Joint tortfeasors are two or more parties who may have joint liability or several liability in tort for the same injury to a person or property, whether or not judgment has been recovered against all or some of them. Ark. Code Ann. § 16-61-201(c).

The right of contribution arises from a joint-liability situation as is explained in Ark. Code Ann. § 16-61-202, which sets forth the following:

(a) The right of contribution exists among joint tortfeasors.
(b) A joint tortfeasor is not entitled to a money judgment for contribution until he or she has by payment discharged the common liability or has paid more than his or her pro rata share of the common liability.
(c) The right of contribution is not limited to money damages but also includes the right to an allocation of fault as among all joint tortfeasors and the rights provided for in § 16-61-204.
(d) A joint tortfeasor who enters into a settlement with the injured person is not entitled to recover contribution from another joint tortfeasor whose liability to the injured person is not extinguished by the settlement.

Clearly, whether the document in question is relevant to RBC's defense must be based on the determination of whether the parties are joint tortfeasors, whether the right of contribution exists in this case and, if so, at what point in the trial the right of contribution attaches.
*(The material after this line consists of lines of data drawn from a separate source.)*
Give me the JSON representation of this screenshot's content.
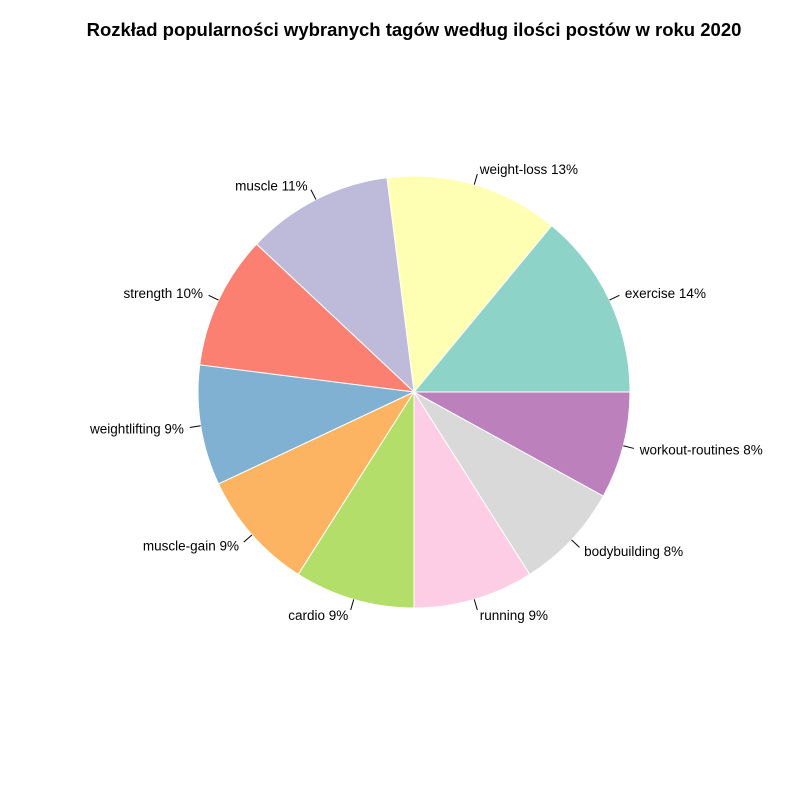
{
  "chart_data": {
    "type": "pie",
    "title": "Rozkład popularności wybranych tagów według ilości postów w roku 2020",
    "start_angle": "0° (3 o'clock), counter-clockwise",
    "slices": [
      {
        "category": "exercise",
        "value": 14,
        "label": "exercise 14%",
        "color": "#8DD3C7"
      },
      {
        "category": "weight-loss",
        "value": 13,
        "label": "weight-loss 13%",
        "color": "#FFFFB3"
      },
      {
        "category": "muscle",
        "value": 11,
        "label": "muscle 11%",
        "color": "#BEBADA"
      },
      {
        "category": "strength",
        "value": 10,
        "label": "strength 10%",
        "color": "#FB8072"
      },
      {
        "category": "weightlifting",
        "value": 9,
        "label": "weightlifting 9%",
        "color": "#80B1D3"
      },
      {
        "category": "muscle-gain",
        "value": 9,
        "label": "muscle-gain 9%",
        "color": "#FDB462"
      },
      {
        "category": "cardio",
        "value": 9,
        "label": "cardio 9%",
        "color": "#B3DE69"
      },
      {
        "category": "running",
        "value": 9,
        "label": "running 9%",
        "color": "#FCCDE5"
      },
      {
        "category": "bodybuilding",
        "value": 8,
        "label": "bodybuilding 8%",
        "color": "#D9D9D9"
      },
      {
        "category": "workout-routines",
        "value": 8,
        "label": "workout-routines 8%",
        "color": "#BC80BD"
      }
    ]
  }
}
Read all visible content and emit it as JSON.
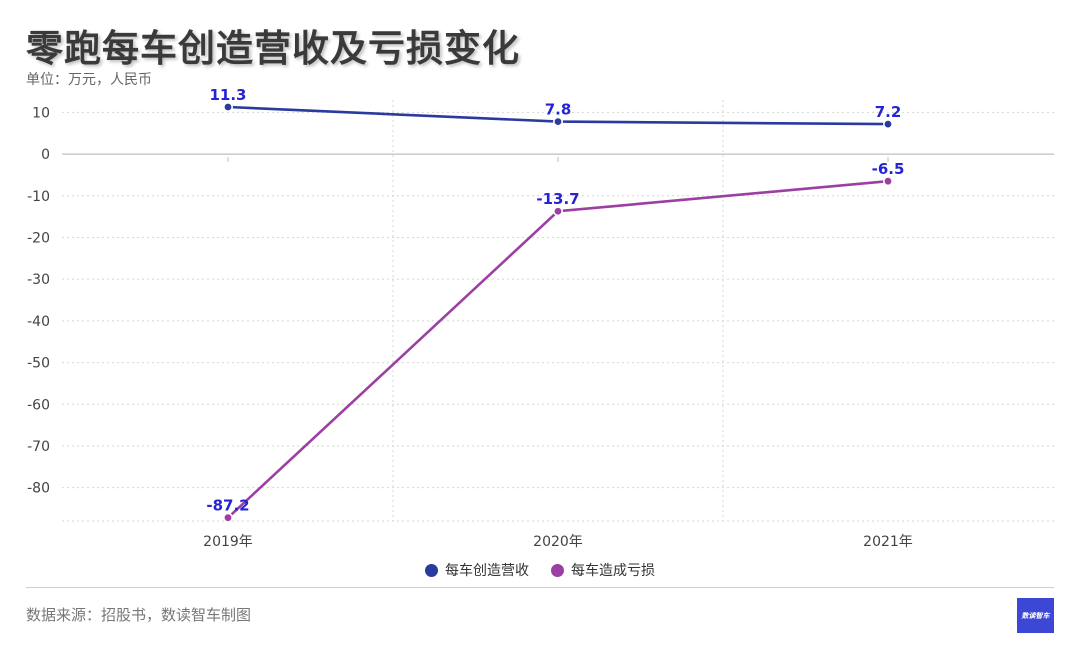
{
  "header": {
    "title": "零跑每车创造营收及亏损变化",
    "subtitle": "单位：万元，人民币"
  },
  "footer": {
    "source": "数据来源：招股书，数读智车制图",
    "logo_text": "数读智车"
  },
  "colors": {
    "revenue": "#2b3a9e",
    "loss": "#9b3fa3",
    "label": "#2424d6",
    "grid": "#d6d6d6",
    "axis": "#bfbfbf"
  },
  "chart_data": {
    "type": "line",
    "categories": [
      "2019年",
      "2020年",
      "2021年"
    ],
    "series": [
      {
        "name": "每车创造营收",
        "values": [
          11.3,
          7.8,
          7.2
        ],
        "labels": [
          "11.3",
          "7.8",
          "7.2"
        ]
      },
      {
        "name": "每车造成亏损",
        "values": [
          -87.2,
          -13.7,
          -6.5
        ],
        "labels": [
          "-87.2",
          "-13.7",
          "-6.5"
        ]
      }
    ],
    "yticks": [
      "10",
      "0",
      "-10",
      "-20",
      "-30",
      "-40",
      "-50",
      "-60",
      "-70",
      "-80"
    ],
    "ylim": [
      -88,
      11.3
    ],
    "grid": true,
    "legend_position": "bottom-center"
  }
}
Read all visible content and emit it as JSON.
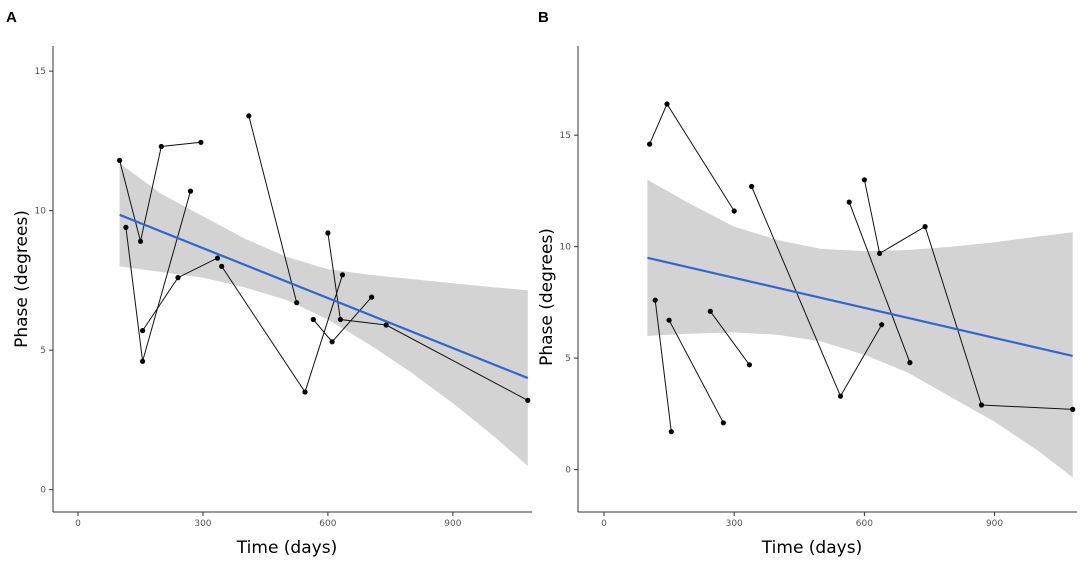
{
  "chart_data": [
    {
      "panel": "A",
      "type": "line",
      "xlabel": "Time (days)",
      "ylabel": "Phase (degrees)",
      "xlim": [
        -60,
        1090
      ],
      "ylim": [
        -0.8,
        15.9
      ],
      "xticks": [
        0,
        300,
        600,
        900
      ],
      "yticks": [
        0,
        5,
        10,
        15
      ],
      "grid": false,
      "fit": {
        "x": [
          100,
          1080
        ],
        "y": [
          9.85,
          4.0
        ]
      },
      "confidence_band": {
        "x": [
          100,
          200,
          300,
          400,
          500,
          600,
          700,
          800,
          900,
          1000,
          1080
        ],
        "upper": [
          11.7,
          10.6,
          9.8,
          9.0,
          8.35,
          7.9,
          7.7,
          7.55,
          7.4,
          7.25,
          7.15
        ],
        "lower": [
          8.0,
          7.8,
          7.6,
          7.25,
          6.8,
          6.1,
          5.2,
          4.2,
          3.1,
          1.9,
          0.85
        ]
      },
      "series": [
        {
          "x": [
            100,
            150,
            200,
            295
          ],
          "y": [
            11.8,
            8.9,
            12.3,
            12.45
          ]
        },
        {
          "x": [
            115,
            155,
            270
          ],
          "y": [
            9.4,
            4.6,
            10.7
          ]
        },
        {
          "x": [
            155,
            240,
            335
          ],
          "y": [
            5.7,
            7.6,
            8.3
          ]
        },
        {
          "x": [
            410,
            525
          ],
          "y": [
            13.4,
            6.7
          ]
        },
        {
          "x": [
            345,
            545,
            635
          ],
          "y": [
            8.0,
            3.5,
            7.7
          ]
        },
        {
          "x": [
            600,
            630,
            740,
            1080
          ],
          "y": [
            9.2,
            6.1,
            5.9,
            3.2
          ]
        },
        {
          "x": [
            565,
            610,
            705
          ],
          "y": [
            6.1,
            5.3,
            6.9
          ]
        }
      ]
    },
    {
      "panel": "B",
      "type": "line",
      "xlabel": "Time (days)",
      "ylabel": "Phase (degrees)",
      "xlim": [
        -60,
        1090
      ],
      "ylim": [
        -1.9,
        19.0
      ],
      "xticks": [
        0,
        300,
        600,
        900
      ],
      "yticks": [
        0,
        5,
        10,
        15
      ],
      "grid": false,
      "fit": {
        "x": [
          100,
          1080
        ],
        "y": [
          9.5,
          5.1
        ]
      },
      "confidence_band": {
        "x": [
          100,
          200,
          300,
          400,
          500,
          600,
          700,
          800,
          900,
          1000,
          1080
        ],
        "upper": [
          13.0,
          11.9,
          10.9,
          10.3,
          9.9,
          9.8,
          9.85,
          10.0,
          10.2,
          10.45,
          10.65
        ],
        "lower": [
          6.0,
          6.1,
          6.15,
          6.05,
          5.75,
          5.15,
          4.35,
          3.25,
          2.15,
          0.85,
          -0.35
        ]
      },
      "series": [
        {
          "x": [
            105,
            145,
            300
          ],
          "y": [
            14.6,
            16.4,
            11.6
          ]
        },
        {
          "x": [
            118,
            155
          ],
          "y": [
            7.6,
            1.7
          ]
        },
        {
          "x": [
            150,
            275
          ],
          "y": [
            6.7,
            2.1
          ]
        },
        {
          "x": [
            245,
            335
          ],
          "y": [
            7.1,
            4.7
          ]
        },
        {
          "x": [
            340,
            545,
            640
          ],
          "y": [
            12.7,
            3.3,
            6.5
          ]
        },
        {
          "x": [
            565,
            705
          ],
          "y": [
            12.0,
            4.8
          ]
        },
        {
          "x": [
            600,
            635,
            740,
            870,
            1080
          ],
          "y": [
            13.0,
            9.7,
            10.9,
            2.9,
            2.7
          ]
        }
      ]
    }
  ]
}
We hold that the circuit court applied its discretion without due consideration by ordering disclosure of the document without first deciding the preliminary issues relating to contribution.

*776Because the circuit court did not rule on the issues of contribution, credit, and allocation of fault, we are barred from discussing Kelley's second point on appeal regarding those issues and its alternative argument that RBC must show heightened relevancy of the document and that the court should impose limitations on the scope of discovery. See Ark. Lottery Comm'n v. Alpha Mktg. , 2012 Ark. 23, at 7, 386 S.W.3d 400, 404 (An appellate court may not review a matter on which the circuit court has not ruled.). Furthermore, it is well settled that we will not issue an advisory opinion. Nelson v. Ark. Rural Med. Practice Loan & Scholarship Bd. , 2011 Ark. 491, at 12, 385 S.W.3d 762, 770.

Reversed and remanded.

Gruber, C.J., and Harrison, J., agree.